Trees I planted in Tiznit, Morocco, in January and December 1960 are now twice as tall as a man. One of the thousand trees I planted near Bou Saada in March 1964 is now taller than the large Conservator of Forests in Algeria. He was startled.

My research into Campbell-Purdie reaches a dead end as there is no accessible evidence to say what happened to her and her activities in Morocco and Algeria. Yet, just to revisit her contribution ensures the recognition of her role in actively seeking change, and this is something she shares with other important women in the environmental movement; women like Wangari Maathai whose significance in Kenya and around the world as an advocate for both the environment and for women as interrelated and interdependent issues, is as pressing now as when she championed the Green Belt Movement.

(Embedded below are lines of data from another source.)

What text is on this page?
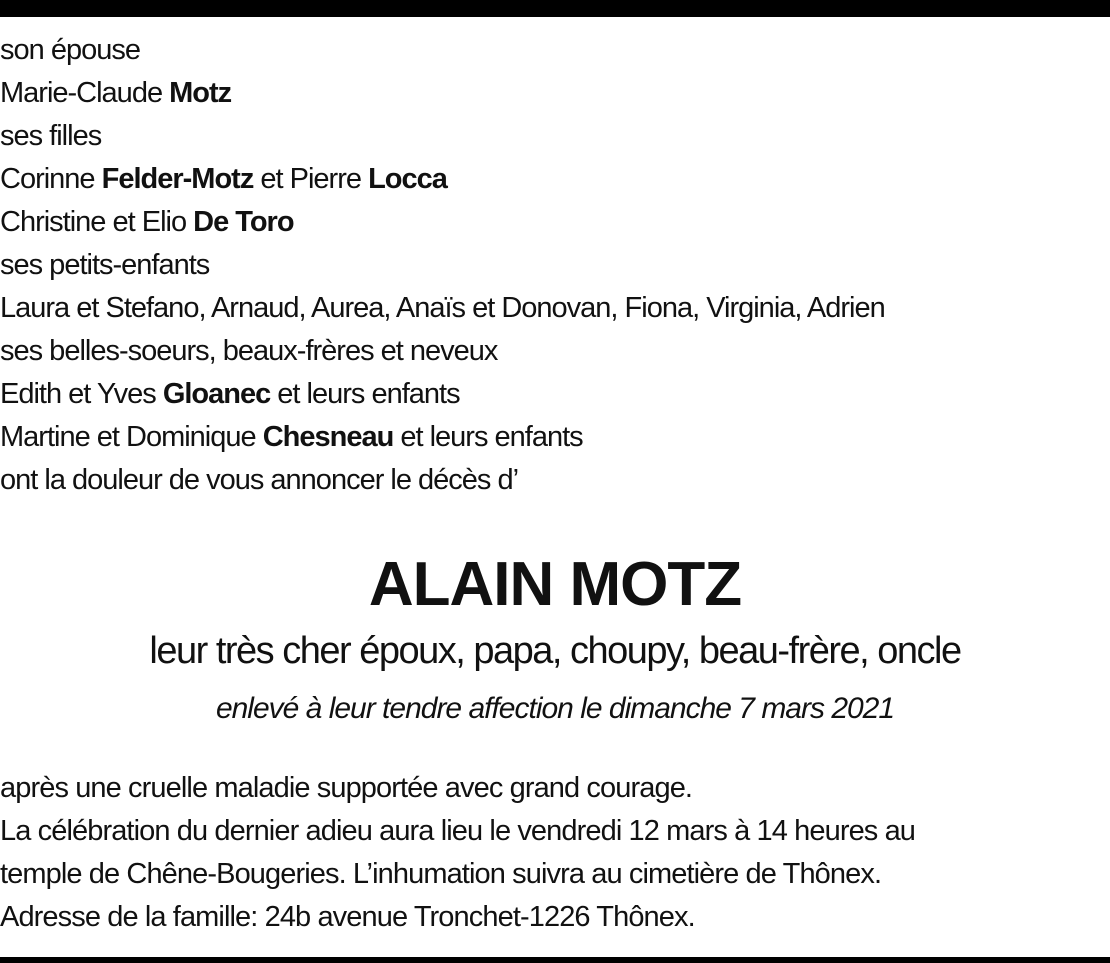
son épouse
Marie-Claude Motz
ses filles
Corinne Felder-Motz et Pierre Locca
Christine et Elio De Toro
ses petits-enfants
Laura et Stefano, Arnaud, Aurea, Anaïs et Donovan, Fiona, Virginia, Adrien
ses belles-soeurs, beaux-frères et neveux
Edith et Yves Gloanec et leurs enfants
Martine et Dominique Chesneau et leurs enfants
ont la douleur de vous annoncer le décès d’
ALAIN MOTZ
leur très cher époux, papa, choupy, beau-frère, oncle
enlevé à leur tendre affection le dimanche 7 mars 2021
après une cruelle maladie supportée avec grand courage.
La célébration du dernier adieu aura lieu le vendredi 12 mars à 14 heures au
temple de Chêne-Bougeries. L’inhumation suivra au cimetière de Thônex.
Adresse de la famille: 24b avenue Tronchet-1226 Thônex.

Camilla Allen visiting Women’s tree nurseries in Kenya. Credit: Max Charles 2017

As a female researcher I get great satisfaction from knowing that there are also links between Richard St. Barbe Baker and Maathai, but that her powerful advocacy for trees came from her own passion and insight, not something that needs to be attributed to Baker.  The International Tree Foundation empowers women to be bold for change.  I witnessed first-hand some of the agroforestry and reforestation projects that are being supported in Kenya where women are integral to the care and planting of trees. That is something to celebrate and build upon on International Women’s Day!

(For anyone who is interested in reading more about Cambell-Purdie she also wrote a book about her work with Fenner Brockway and which has a foreword by Iris Murdoch called Woman Against the Desert, published by Victor Gollancz in1967.)